Currently, the region's healthcare system is completing a course of modernization. Measures are being provided to strengthen the infrastructure of medical organizations and introduce modern medical and information technologies. New requirements arise for the provision of the regional healthcare system with medical personnel - their number, composition, intra-resource ratio.

According to the study, in the dynamics of observation, an imbalance was revealed between the volumes of the number of medical (increasing) and nursing (decreasing) personnel.

The staffing of institutions with medical personnel is often ensured by combining positions. The availability of primary contact (local) doctors is decreasing. However, the staffing situation in terms of the supply of local pediatricians in the region is more favorable; there has been an increase in the absolute number of working general practitioners.

The analysis shows that there remains a huge shortage of personnel in the healthcare industry, which is further aggravated by a significant personnel imbalance: between primary care doctors and specialist doctors, between medical and diagnostic doctors, between doctors and paramedical personnel.

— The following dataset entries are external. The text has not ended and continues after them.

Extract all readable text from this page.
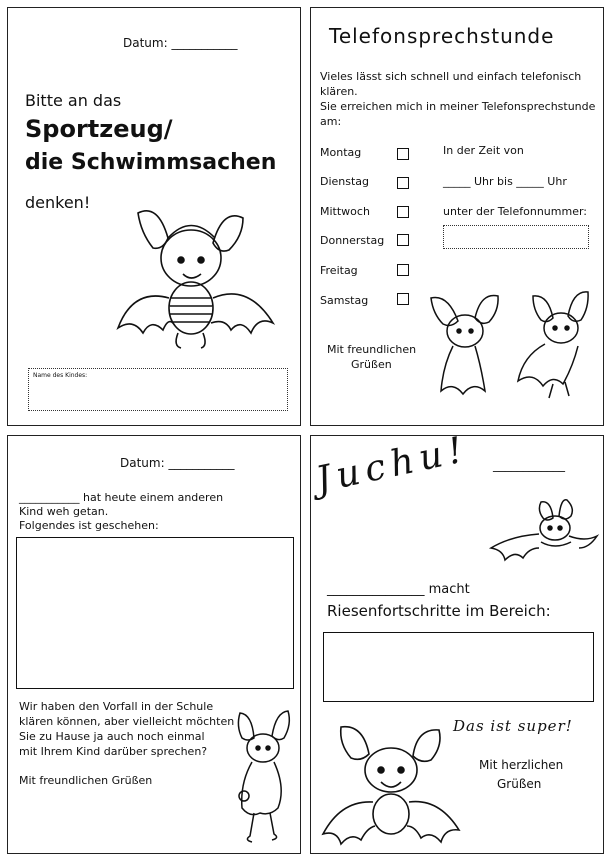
Datum: ___________
Bitte an das
Sportzeug/
die Schwimmsachen
denken!
Name des Kindes:
Telefonsprechstunde
Vieles lässt sich schnell und einfach telefonisch
klären.
Sie erreichen mich in meiner Telefonsprechstunde
am:
Montag
Dienstag
Mittwoch
Donnerstag
Freitag
Samstag
In der Zeit von
_____ Uhr bis _____ Uhr
unter der Telefonnummer:
Mit freundlichen
Grüßen
Datum: ___________
___________ hat heute einem anderen
Kind weh getan.
Folgendes ist geschehen:
Wir haben den Vorfall in der Schule
klären können, aber vielleicht möchten
Sie zu Hause ja auch noch einmal
mit Ihrem Kind darüber sprechen?
Mit freundlichen Grüßen
Juchu! ____________
_______________ macht
Riesenfortschritte im Bereich:
Das ist super!
Mit herzlichen
Grüßen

The Health Care System Modernization Program being implemented in the Russian Federation was a kind of indicator that revealed serious problems with the provision of qualified personnel to medical organizations. In the context of re-equipping medical and preventive healthcare institutions with new modern equipment, introducing new technologies, standards and treatment protocols, there is a shortage of professionally trained medical workers.

The shortage of personnel remains, despite the fact that in the Moscow region almost all social support measures for medical workers have been preserved.

It seems absolutely timely that the decision was made to develop a set of measures to provide the healthcare system with medical personnel, which provides for the adoption in the constituent entities of the Russian Federation of programs aimed at improving the qualifications of medical personnel, assessing the level of their qualifications, gradually eliminating the shortage of medical personnel, as well as differentiated measures of social support medical workers, primarily the most scarce specialties, in accordance with Decree of the President of the Russian Federation of May 7, 2012 No. 598 “On improving state policy in the field of healthcare.”

In addition, it is proposed to introduce a new approach to the medical personnel planning system, legally obliging graduates of medical and pharmaceutical universities who studied on a budgetary basis at the expense of the state, including in targeted areas of the subjects, to work in any state or municipal healthcare institutions for three ( perhaps five) years.

Thus, to improve the efficiency of the labor market for medical workers in the Moscow region, it is necessary to: optimize the planning of staffing levels and the structure of healthcare personnel, improve the training and continuous professional development of medical workers, and effectively manage human resources in healthcare.

Bibliography

1. Decree of the Government of the Moscow Region dated December 26, 2014 No. 1162/52 “On the Moscow regional program of state guarantees of free medical care to citizens for 2015 and the planning period of 2016 and 2017” http://mz.mosreg.ru/dokumenty/zakonoproektnaya -deyatelnost/

2. Materials of the Board of the Ministry of Health of the Moscow Region “On the work of the healthcare system of the Moscow Region in 2015 and tasks for 2016” http://mz.mosreg.ru/struktura/kollegiya/

3. Medical personnel: main directions for improving postgraduate training / Textbook - Pr. No. 3 dated November 27, 2013 _2014 30s.